When someone becomes dear to me, I give them my all. I exceed every expectation that person could have of me. I treat them with the same degree of respect and love as I would like to be treated with. When someone enters my life, if they are there to stay and become so very important to me, I go out of my way to take care of them. I put their needs, requirements and desires before my own.
That is the sole reason I feel as if I’m being taken for granted most of the time. I am a giver. I give and give and give. I am an extremist. My love, my care, my attention towards them is extreme. But is all this reciprocated? Rarely.
Lately, I have felt that I don’t matter much. I’ve felt that my desires, needs and requirements aren’t taken into consideration with the importance they should be. I have felt as if I’m talking to a wall. What I say doesn’t seem to get heard and if it is heard; it doesn’t matter.
And I wonder, don’t I deserve more? Don’t I deserve to be loved to the extreme? To be taken care of with the utmost attention and concern? Don’t I deserve to have my expectations at least fulfilled if not exceeded? Shouldn’t my love be reciprocated?
Yes, it should!
I have high expectations because I fulfill high expectations. Then why is it so hard to have my expectations fulfilled?
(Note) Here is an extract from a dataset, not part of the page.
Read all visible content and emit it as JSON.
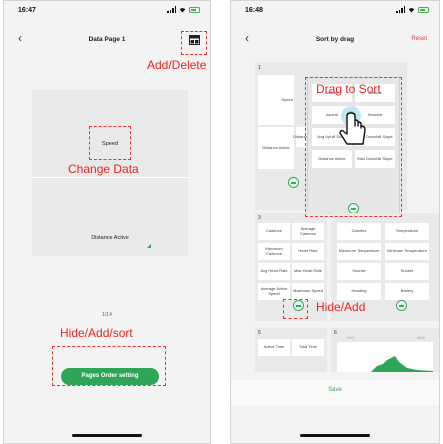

I am beginning to change. I am starting to not care anymore. I’ve given my all and then some. But I do not see it reciprocated. I do not see it acknowledged. I do not see it appreciated. Maybe I am becoming heartless. No not heartless. Conscious. I am beginning to realize the way people are. You see, when you are a giver you will seem to mostly meet takers. Very rarely will you ever find givers. I seem to be in that dilemma.
I know they say when you give, eventually you too will get as well. The question is when? When will it be my turn to be the taker? I know I deserve more. I know the value of me. Yet I cannot seem to stop giving. These people, they take and take from me and give barely anything in return. And I’m tired of waiting. I cannot cut loose and I cannot forget. So what the heck do I do? Where do I find my peace? My love? My desires? Where do I find what I need?
Anyone out there reading this? Anyone have any suggestions?